Home | Friday 25th February 2011 | Issue 760
CAMERON WAVES ARMS ABOUT
IN MIDDLE EAST: ARMS FAIR IN LOVE AND WAR (TORN REGIONS)
As Egypt and its martial law swiftly falls down the mainstream rolling news agenda it has been replaced by even more dramatic events in Libya. While the Libyan people continue their life and death struggle against brutal dictator/deflated blow-up doll Ghaddafi, all these tottering dictatorships are causing a few awkward moments for the government and UK plc. On the one hand they like to throw out soundbites claiming how happy they are that these oppressed peoples are demanding the same freedoms and rights as we ‘enjoy’ over here, and their hopes for “an orderly transition” - on the other hand they have to remain extremely quiet about how ‘we’ have been supporting these same dictators for years, happily flogging them the arms they’ve used to enforce their reigns of terror while siphoning off their resources.

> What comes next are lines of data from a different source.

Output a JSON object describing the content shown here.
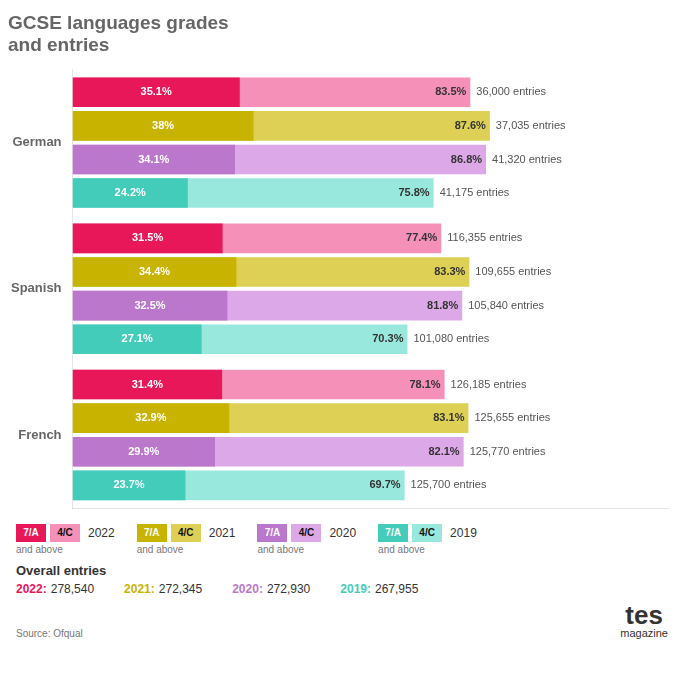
{
  "chart_data": {
    "type": "bar",
    "orientation": "horizontal",
    "title": [
      "GCSE languages grades",
      "and entries"
    ],
    "categories": [
      "German",
      "Spanish",
      "French"
    ],
    "series": [
      {
        "name": "2022",
        "grades": [
          {
            "name": "7/A",
            "color": "#e8175a",
            "values": [
              35.1,
              31.5,
              31.4
            ],
            "value_labels": [
              "35.1%",
              "31.5%",
              "31.4%"
            ]
          },
          {
            "name": "4/C",
            "color": "#f590b8",
            "values": [
              83.5,
              77.4,
              78.1
            ],
            "value_labels": [
              "83.5%",
              "77.4%",
              "78.1%"
            ]
          }
        ],
        "entries": [
          "36,000 entries",
          "116,355 entries",
          "126,185 entries"
        ]
      },
      {
        "name": "2021",
        "grades": [
          {
            "name": "7/A",
            "color": "#c8b400",
            "values": [
              38.0,
              34.4,
              32.9
            ],
            "value_labels": [
              "38%",
              "34.4%",
              "32.9%"
            ]
          },
          {
            "name": "4/C",
            "color": "#ddd055",
            "values": [
              87.6,
              83.3,
              83.1
            ],
            "value_labels": [
              "87.6%",
              "83.3%",
              "83.1%"
            ]
          }
        ],
        "entries": [
          "37,035 entries",
          "109,655 entries",
          "125,655 entries"
        ]
      },
      {
        "name": "2020",
        "grades": [
          {
            "name": "7/A",
            "color": "#bb77cc",
            "values": [
              34.1,
              32.5,
              29.9
            ],
            "value_labels": [
              "34.1%",
              "32.5%",
              "29.9%"
            ]
          },
          {
            "name": "4/C",
            "color": "#dda8e8",
            "values": [
              86.8,
              81.8,
              82.1
            ],
            "value_labels": [
              "86.8%",
              "81.8%",
              "82.1%"
            ]
          }
        ],
        "entries": [
          "41,320 entries",
          "105,840 entries",
          "125,770 entries"
        ]
      },
      {
        "name": "2019",
        "grades": [
          {
            "name": "7/A",
            "color": "#44ccbb",
            "values": [
              24.2,
              27.1,
              23.7
            ],
            "value_labels": [
              "24.2%",
              "27.1%",
              "23.7%"
            ]
          },
          {
            "name": "4/C",
            "color": "#99e8dd",
            "values": [
              75.8,
              70.3,
              69.7
            ],
            "value_labels": [
              "75.8%",
              "70.3%",
              "69.7%"
            ]
          }
        ],
        "entries": [
          "41,175 entries",
          "101,080 entries",
          "125,700 entries"
        ]
      }
    ],
    "legend_note": "and above",
    "overall": {
      "title": "Overall entries",
      "items": [
        {
          "label": "2022:",
          "color": "#e8175a",
          "value": "278,540"
        },
        {
          "label": "2021:",
          "color": "#c8b400",
          "value": "272,345"
        },
        {
          "label": "2020:",
          "color": "#bb77cc",
          "value": "272,930"
        },
        {
          "label": "2019:",
          "color": "#44ccbb",
          "value": "267,955"
        }
      ]
    },
    "source": "Source: Ofqual",
    "logo": [
      "tes",
      "magazine"
    ],
    "xlim": [
      0,
      125
    ],
    "tick_labels": "y",
    "grid": false,
    "data_labels": true,
    "legend": "bottom"
  }
}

In fact, in recent years North Africa and the Middle East have been especially targeted as hot postcodes by European arms sellers looking for new custom. Its been boom time for companies shipping weaponry to the dictators in Algeria, Tunisia, Libya and Morocco with sales quadrupling in the past five years, from Eur 375 to Eur 2bn last year. Ker-ching.
Britain has been keen to hustle its way to the front of the queue. In the past few months alone, the UK Trade & Investment Defence & Security Organisation (UKTI DSO) has been only too happy to approve the sale of weapons, tear gas and crowd control ammunition to both Libya and Bahrain. The UK has been more than keen to flog Ghaddafi the tools of terror, making Libya a UKTI/DSO ‘priority market country’, with the government making ‘high level political interventions’ (presumably including releasing the Lockerbie bomber – who didn’t actually do it but that’s another story) all in support of arms sales and cosying up on the oil companies’ behalf. There’s nothing wrong with a dictator – as long as he’s a dictator you can do a deal with.
Just last year Ghaddaffi popped into British Harm Stores and ordered wall and door breaching projectile launchers, sniper rifles, crowd control ammunition, small arms ammunition (perhaps for the Eur 79m’s worth of small arms supplied by Berlusconi in 2009?), tear gas and irritant ammunition. All handy when you want to crack down on any protest or resistance. The empty political rhetoric of an ‘ethical’ arms policy, and that weapons are “covered” by assurances that they “would not be used in human rights repression”, would be laughable if it wasn’t for an internet full of evidence of Gaddafi’s violent repression.
Still, to an arms dealer, there’s no such thing as a problem, only an opportunity. After a regime change, or during a bit of social turmoil, the ‘market’ gets a shake up. Some profitable old trade relationships might be blown, but new potential customers replace them - you’ve just got to get out there and meet ‘em!
Cue David Cameron flying into Egypt, with the blood on the streets barely dry, to begin his whistle stop tour of the troubled region. He was accompanied by top executives from the UK’s arms companies – like intrusive coffin-salesman coming round when the ‘deceased’ hasn’t actually quite kicked the bucket yet.
Whilst he did a nice PR job of popping into Kuwait to make an impassioned plea for his humanitarian desire to support its ‘democracy’ by selling it the weapons to protect itself (from local aggressors that we most likely also arm), the real reason for the trip was for a top level boost to UK arms companies attending this week’s International Defence Exhibition and Conference (IDEX), Abu Dhabi.
The region’s largest arms fair – where 10% of the exhibitors were Brits - was the perfect showroom to drum up new business and make a killing – never mind the embarrassment of what’s actually happening on the streets, where the customers are busy making killings of their own.
For more establishment figures tut-tutting their concern for the people fighting these regimes, waffling about supporting freedom in the Middle East, see: the media. For more on the UK being up to its bloody neck in supporting repression the world over, see: www,caat.org.uk
* LSE students began a series of occupations on Tuesday (22nd) to protest ties between the University and the Libyan regime. So far, common rooms and the office of Director Howard Davies have been occupied. The University recently received £300k out of £1.5m awarded by the Gaddafi International Charity and Development Foundation, presumably for having taken the Colonel’s son Saif as a student. The occupiers are calling for the university to reject the remaining cash, revoke Saif’s alumni status and award the unspent £300k on scholarships for Libyan students.